Among the testimonies collected by Don Francesco Tedeschi, a priest of the Community of Sant'Egidio, who was a friend of Floribert and later postulator of his cause for beatification, there is also that of Jonathan. "When I saw him for the first time, I was afraid. He was well dressed, and people like that don't usually approach street kids, they don't talk to them. Yet he came straight to me, as if he were looking for me. I thought there was something going on, that he wanted to hurt me. So I kept my guard up. Then he started talking and invited me to what he called the School of Peace. I didn't trust him, I didn't want to go, I told him so. However, I was struck by his insistence. I was really impressed! I wasn't part of his family, but he came looking for me, asked me questions, cared about me.‘ When Jonathan asked him why he was helping him, Floribert replied, ’Because in God's eyes, we are all equal, we all have the same rights‘ Like Jonathan, many other street children and young people became his friends.  Floribert also particularly admired Sant'Egidio's commitment to peace, especially the peace agreement reached in Mozambique: ‘The Community,’ he used to say, ‘brings all peoples to the same table.’
In Goma, Floribert started working at the customs office on the border with Rwanda: a position of responsibility in a hotspot crossed by armies of militiamen and waves of refugees, but also by large quantities of goods. As a damage control officer, his job was to check the quality of foodstuffs and report any violations: counterfeit, damaged or harmful goods. He started work in April 2007 and immediately had to deal with people trying to smuggle spoiled goods and bribe him by any means possible: first they offered him a thousand dollars, then two thousand and even more. But he replied “no”— a refusal that could not be bought. He thought of his street children and asked himself, “Is it dangerous for people’s lives to allow expired food to be sold?” He confided firmly to a friend, Sister Jeanne-Cécile Nyamungu, a surgeon at the Goma Hospital: ‘The money will soon disappear. But what will happen to the people who eat those products? If I accept this money, am I living in Christ? Am I living for Christ? As a Christian, I cannot allow people’s lives to be sacrificed.  I would rather die than accept that money’.

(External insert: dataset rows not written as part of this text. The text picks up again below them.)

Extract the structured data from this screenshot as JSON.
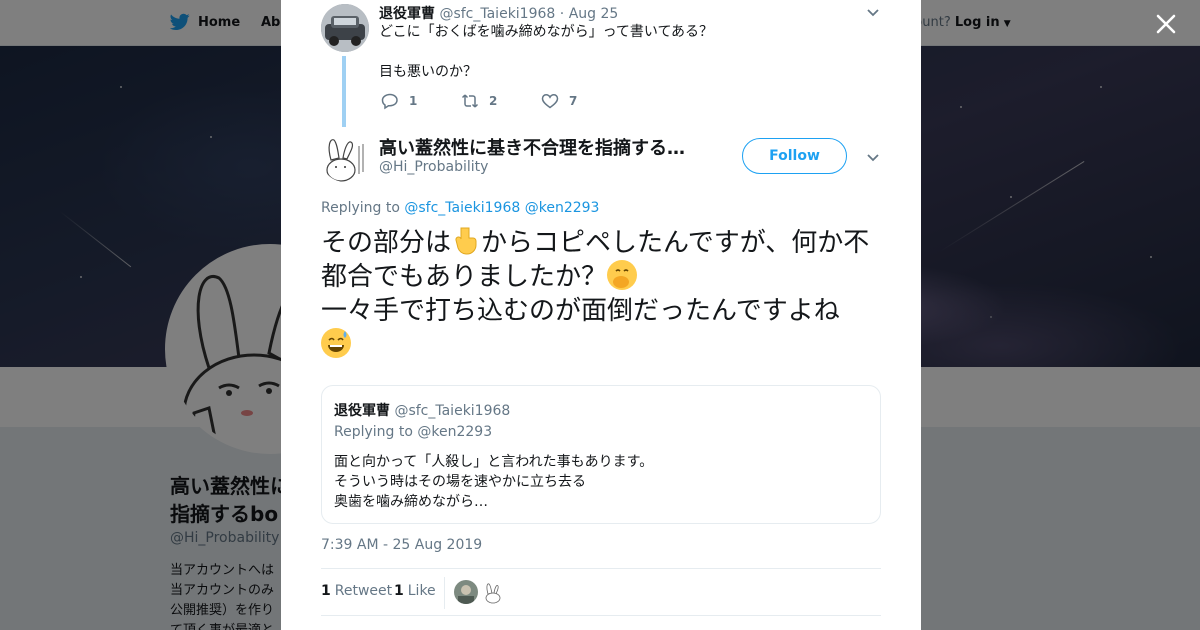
{
  "nav": {
    "home_label": "Home",
    "about_label": "Abo",
    "account_prompt": "ccount?",
    "login_label": "Log in"
  },
  "profile": {
    "name": "高い蓋然性に基き不合理を指摘するbo",
    "name_line1": "高い蓋然性に",
    "name_line2": "指摘するbo",
    "handle": "@Hi_Probability",
    "bio_lines": [
      "当アカウントへは",
      "当アカウントのみ",
      "公開推奨）を作り",
      "て頂く事が最適と"
    ]
  },
  "context_tweet": {
    "author_name": "退役軍曹",
    "author_handle": "@sfc_Taieki1968",
    "separator": "·",
    "date": "Aug 25",
    "text_lines": [
      "どこに「おくばを噛み締めながら」って書いてある？",
      "目も悪いのか？"
    ],
    "reply_count": "1",
    "retweet_count": "2",
    "like_count": "7"
  },
  "main_tweet": {
    "author_name": "高い蓋然性に基き不合理を指摘する…",
    "author_handle": "@Hi_Probability",
    "follow_label": "Follow",
    "replying_prefix": "Replying to",
    "replying_to_1": "@sfc_Taieki1968",
    "replying_to_2": "@ken2293",
    "text_part1": "その部分は",
    "text_part2": "からコピペしたんですが、何か不都合でもありましたか？",
    "text_part3": "一々手で打ち込むのが面倒だったんですよね",
    "emojis": [
      "backhand-index-pointing-down",
      "face-with-hand-over-mouth",
      "grinning-face-with-sweat"
    ],
    "timestamp": "7:39 AM - 25 Aug 2019",
    "retweets_count": "1",
    "retweets_label": "Retweet",
    "likes_count": "1",
    "likes_label": "Like"
  },
  "quoted_tweet": {
    "author_name": "退役軍曹",
    "author_handle": "@sfc_Taieki1968",
    "replying_text": "Replying to @ken2293",
    "text_lines": [
      "面と向かって「人殺し」と言われた事もあります。",
      "そういう時はその場を速やかに立ち去る",
      "奥歯を噛み締めながら…"
    ]
  },
  "colors": {
    "twitter_blue": "#1da1f2",
    "link_blue": "#1b95e0",
    "thread_line": "#9fd0f3",
    "muted_text": "#657786",
    "emoji_yellow": "#ffcc4d"
  }
}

This led to the terrible Saturday, 7 July 2007, when Floribert was kidnapped as he left a shop and forced into a car. Search efforts were unsuccessful. Two days later, at noon, he was found dead by a motorcyclist. His body showed signs of beatings and torture during his captivity. The autopsy revealed he had died on 8 July, the day that has now become his feast day in the Church calendar.
Corruption can kill. Floribert's story bears witness to this, but it also tells us that it is possible to resist evil and pave the way for hope for a future often denied to young people in Africa. In his introduction to Il prezzo di due mani pulite (The Price of Two Clean Hands) by Francesco De Palma, the first book on the life of Floribert Bwana Chui, published in 2014, Andrea Riccardi emphasises the strength that the defeat of men of peace and faith leaves behind: 'It is a very sad story, which shows the power of corruption and the atmosphere of violence. Indeed, it is also the story of the ‘weak strength’ of a young man of faith. It points to the path of Africa's resurrection, which begins with young people and lay people."

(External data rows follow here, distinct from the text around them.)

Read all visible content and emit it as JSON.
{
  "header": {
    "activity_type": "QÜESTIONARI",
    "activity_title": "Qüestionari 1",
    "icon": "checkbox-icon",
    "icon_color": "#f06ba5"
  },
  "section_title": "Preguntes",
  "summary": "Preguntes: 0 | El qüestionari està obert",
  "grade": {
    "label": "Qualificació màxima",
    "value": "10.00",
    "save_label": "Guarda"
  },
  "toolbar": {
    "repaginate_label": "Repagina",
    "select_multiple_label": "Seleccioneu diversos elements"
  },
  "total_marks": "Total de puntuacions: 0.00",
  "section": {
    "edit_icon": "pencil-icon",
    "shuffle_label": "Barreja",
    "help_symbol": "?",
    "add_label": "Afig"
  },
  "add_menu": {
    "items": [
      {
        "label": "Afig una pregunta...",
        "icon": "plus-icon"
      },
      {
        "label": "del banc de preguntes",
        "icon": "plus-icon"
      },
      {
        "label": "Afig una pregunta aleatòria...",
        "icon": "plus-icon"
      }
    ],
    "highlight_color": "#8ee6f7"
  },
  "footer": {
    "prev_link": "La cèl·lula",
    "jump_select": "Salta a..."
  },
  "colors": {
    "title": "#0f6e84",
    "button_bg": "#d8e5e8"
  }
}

The diocesan phase of the beatification process, which began in March 2015, concluded on 9 December 2018. On 25 November 2024, Pope Francis authorised the Dicastery for the Causes of Saints to promulgate the decree recognising the martyrdom “in hatred of the faith” of Floribert Bwana Chui, thus initiating the process of beatification. On Sunday 15 June 2025, he will be proclaimed blessed with a celebration at 5 p.m.The celebration will be presided over by the Prefect of the Dicastery for the Causes of Saints, Cardinal Marcello Semeraro. It will be attended by the Community of Sant'Egidio, the Congolese Church, led by the Bishop of Goma, and many faithful who believe in a future of peace and resurrection for Africa.